Of course not. To be effective, tickling should be an unfolding drama. A popular tickling routine follows the form of the rhyme below:

Round and round the garden,
Like a teddy-bear.
One step, two step,
Tickly under there!

The routine accompanying the rhyme goes as follows:

  1. The tickler begins ever-so-lightly drawing circles in the victim’s palm, using a voice that us light but full of portent: “Round and round the garden, like a teddy-bear….”
  2. The tickler finger-steps up the victim’s arm with the delicacy and care of a stalking cat, using a tone that increases in tension in the victim: “One step… two step…”
  3. Finally, the tickler pounces swiftly, using misdirection to evade the victim’s defences. The tickler’s voice changes to a rapid and threatening attack: “Tickly under there!”

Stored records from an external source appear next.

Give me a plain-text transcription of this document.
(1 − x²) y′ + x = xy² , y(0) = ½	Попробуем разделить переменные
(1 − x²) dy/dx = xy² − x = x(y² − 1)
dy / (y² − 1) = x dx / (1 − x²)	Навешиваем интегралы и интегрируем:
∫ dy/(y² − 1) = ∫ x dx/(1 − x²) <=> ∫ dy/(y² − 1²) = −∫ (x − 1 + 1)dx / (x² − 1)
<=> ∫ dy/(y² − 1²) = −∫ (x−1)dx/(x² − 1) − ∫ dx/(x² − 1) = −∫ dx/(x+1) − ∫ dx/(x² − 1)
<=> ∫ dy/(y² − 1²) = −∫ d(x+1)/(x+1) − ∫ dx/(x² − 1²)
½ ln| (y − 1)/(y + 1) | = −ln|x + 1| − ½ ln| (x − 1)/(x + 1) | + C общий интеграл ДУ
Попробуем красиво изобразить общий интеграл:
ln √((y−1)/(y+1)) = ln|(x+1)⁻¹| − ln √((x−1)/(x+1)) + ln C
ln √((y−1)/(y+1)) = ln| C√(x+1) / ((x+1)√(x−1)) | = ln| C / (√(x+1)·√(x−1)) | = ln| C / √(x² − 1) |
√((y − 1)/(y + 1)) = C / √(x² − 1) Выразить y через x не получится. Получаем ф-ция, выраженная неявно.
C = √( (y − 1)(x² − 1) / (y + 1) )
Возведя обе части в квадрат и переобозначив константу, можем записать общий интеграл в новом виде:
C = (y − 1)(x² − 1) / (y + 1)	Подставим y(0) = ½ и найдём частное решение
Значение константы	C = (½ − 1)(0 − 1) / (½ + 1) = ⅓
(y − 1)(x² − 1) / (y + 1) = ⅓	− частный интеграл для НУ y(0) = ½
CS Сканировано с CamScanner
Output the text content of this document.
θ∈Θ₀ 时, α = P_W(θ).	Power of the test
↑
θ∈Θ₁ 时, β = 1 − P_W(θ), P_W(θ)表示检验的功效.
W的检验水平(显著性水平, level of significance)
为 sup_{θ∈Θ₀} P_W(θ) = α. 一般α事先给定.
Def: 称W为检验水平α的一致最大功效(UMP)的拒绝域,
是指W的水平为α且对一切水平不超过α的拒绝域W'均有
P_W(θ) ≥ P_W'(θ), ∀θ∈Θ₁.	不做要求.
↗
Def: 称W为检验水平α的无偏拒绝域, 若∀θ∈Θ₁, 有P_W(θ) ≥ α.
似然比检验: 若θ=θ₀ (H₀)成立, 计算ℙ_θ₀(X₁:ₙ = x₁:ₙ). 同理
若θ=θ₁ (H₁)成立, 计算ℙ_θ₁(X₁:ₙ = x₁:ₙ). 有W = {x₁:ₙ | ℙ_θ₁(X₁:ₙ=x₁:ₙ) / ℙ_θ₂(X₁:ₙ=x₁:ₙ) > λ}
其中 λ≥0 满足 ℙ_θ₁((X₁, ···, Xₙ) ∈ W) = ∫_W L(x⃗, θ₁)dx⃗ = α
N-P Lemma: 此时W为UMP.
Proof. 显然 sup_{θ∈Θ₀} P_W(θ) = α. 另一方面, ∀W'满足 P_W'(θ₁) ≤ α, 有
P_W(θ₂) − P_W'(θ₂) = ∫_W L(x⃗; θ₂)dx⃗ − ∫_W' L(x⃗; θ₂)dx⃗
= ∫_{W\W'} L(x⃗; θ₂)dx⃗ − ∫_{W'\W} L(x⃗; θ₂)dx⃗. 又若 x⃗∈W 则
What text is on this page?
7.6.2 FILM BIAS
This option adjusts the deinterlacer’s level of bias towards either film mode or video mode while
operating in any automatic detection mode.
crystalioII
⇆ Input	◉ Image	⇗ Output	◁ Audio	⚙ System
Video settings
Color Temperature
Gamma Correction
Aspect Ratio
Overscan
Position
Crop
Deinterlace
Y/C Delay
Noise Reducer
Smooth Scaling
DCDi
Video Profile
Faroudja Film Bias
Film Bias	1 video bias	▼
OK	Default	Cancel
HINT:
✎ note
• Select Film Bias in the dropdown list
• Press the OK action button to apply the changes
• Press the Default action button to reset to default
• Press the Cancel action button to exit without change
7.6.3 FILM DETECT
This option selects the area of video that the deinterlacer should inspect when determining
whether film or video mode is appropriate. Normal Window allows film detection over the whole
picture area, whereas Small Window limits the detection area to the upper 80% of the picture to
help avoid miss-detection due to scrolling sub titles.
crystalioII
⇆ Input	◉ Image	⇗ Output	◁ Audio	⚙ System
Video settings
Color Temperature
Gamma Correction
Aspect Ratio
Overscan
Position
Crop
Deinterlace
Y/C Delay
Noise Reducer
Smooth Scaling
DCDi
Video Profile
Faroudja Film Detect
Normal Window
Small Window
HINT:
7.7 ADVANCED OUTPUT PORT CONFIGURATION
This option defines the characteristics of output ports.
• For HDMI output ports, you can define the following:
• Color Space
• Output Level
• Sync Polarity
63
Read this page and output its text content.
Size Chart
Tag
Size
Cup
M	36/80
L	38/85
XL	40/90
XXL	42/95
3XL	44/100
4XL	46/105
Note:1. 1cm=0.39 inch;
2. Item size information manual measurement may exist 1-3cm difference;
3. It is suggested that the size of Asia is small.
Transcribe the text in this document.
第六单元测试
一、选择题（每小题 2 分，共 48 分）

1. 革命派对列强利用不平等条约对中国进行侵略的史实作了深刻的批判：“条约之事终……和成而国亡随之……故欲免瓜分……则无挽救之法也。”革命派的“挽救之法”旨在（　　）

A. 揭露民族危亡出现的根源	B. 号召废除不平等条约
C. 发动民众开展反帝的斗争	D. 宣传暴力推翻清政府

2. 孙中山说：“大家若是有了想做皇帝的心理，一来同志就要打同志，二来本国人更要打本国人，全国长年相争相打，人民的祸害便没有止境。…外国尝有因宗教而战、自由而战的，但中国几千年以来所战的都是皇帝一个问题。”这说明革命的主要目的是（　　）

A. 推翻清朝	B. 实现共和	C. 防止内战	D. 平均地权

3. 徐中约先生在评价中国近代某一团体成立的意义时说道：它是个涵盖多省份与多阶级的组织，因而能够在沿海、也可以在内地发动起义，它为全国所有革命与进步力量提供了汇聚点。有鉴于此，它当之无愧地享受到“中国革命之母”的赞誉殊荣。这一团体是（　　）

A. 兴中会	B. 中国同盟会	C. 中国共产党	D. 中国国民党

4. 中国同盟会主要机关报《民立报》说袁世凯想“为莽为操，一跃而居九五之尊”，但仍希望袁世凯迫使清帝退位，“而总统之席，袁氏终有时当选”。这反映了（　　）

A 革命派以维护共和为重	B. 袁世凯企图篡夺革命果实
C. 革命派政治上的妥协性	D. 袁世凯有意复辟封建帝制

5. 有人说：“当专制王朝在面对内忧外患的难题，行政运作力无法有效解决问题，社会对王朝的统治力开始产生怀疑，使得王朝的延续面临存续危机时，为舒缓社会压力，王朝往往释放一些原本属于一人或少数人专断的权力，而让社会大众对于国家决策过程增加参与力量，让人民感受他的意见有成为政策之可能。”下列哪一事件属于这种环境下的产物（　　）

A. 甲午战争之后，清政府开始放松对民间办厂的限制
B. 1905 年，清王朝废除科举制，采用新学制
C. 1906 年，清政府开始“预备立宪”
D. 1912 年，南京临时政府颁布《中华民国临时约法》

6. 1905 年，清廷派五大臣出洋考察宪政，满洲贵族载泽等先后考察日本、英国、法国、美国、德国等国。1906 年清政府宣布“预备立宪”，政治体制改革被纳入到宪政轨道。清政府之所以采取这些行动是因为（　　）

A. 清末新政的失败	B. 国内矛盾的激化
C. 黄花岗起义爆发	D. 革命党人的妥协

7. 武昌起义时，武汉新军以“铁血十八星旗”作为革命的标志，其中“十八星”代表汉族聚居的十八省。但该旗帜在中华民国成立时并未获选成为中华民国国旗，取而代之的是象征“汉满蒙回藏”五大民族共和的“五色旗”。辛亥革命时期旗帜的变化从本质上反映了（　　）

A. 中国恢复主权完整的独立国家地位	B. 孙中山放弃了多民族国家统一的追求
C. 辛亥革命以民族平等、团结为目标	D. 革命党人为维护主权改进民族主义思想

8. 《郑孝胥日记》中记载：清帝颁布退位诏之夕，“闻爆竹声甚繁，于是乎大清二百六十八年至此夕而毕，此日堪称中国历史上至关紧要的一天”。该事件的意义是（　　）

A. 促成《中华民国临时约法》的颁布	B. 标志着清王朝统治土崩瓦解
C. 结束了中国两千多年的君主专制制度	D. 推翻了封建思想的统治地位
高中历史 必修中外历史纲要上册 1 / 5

The tickler strikes at the armpits, neck, waist, groin, inner thighs, the back of the knees or the soles of the feet. Nowhere else on the body will reliably induce laughter. Why these points?

Our DNA got its act together when savage predators were a fact of life. An attack on the vulnerable points mentioned above would sever vital arteries, gouge essential organs or, in the case of the soles of the feet, render the victim incapable of flight. The caveman might survive without his elbows. His skull and shinbones might withstand a tiger’s jaws and he might even have a chance with a chomp out of his buttock. But a savage bite to the neck? Forget it.

When vulnerable body parts are threatened we react instinctively by moving and making noise. In the stone age this behaviour would alert fellow tribe members to the presence of danger, increasing the victim’s and the tribe’s chances of survival.

By training a child to respond to play-danger, parents are unconsciously teaching their kids to recognise their vulnerable points and respond effectively when genuinely threatened.

Narrative Comedy often features stakes that imperil characters by means of threats being. For example, Slapstick comedy is the craft’s most direct simulation of physical harm.

Like tickling, this simulation cannot trigger the fear-flight response that translates into laughter.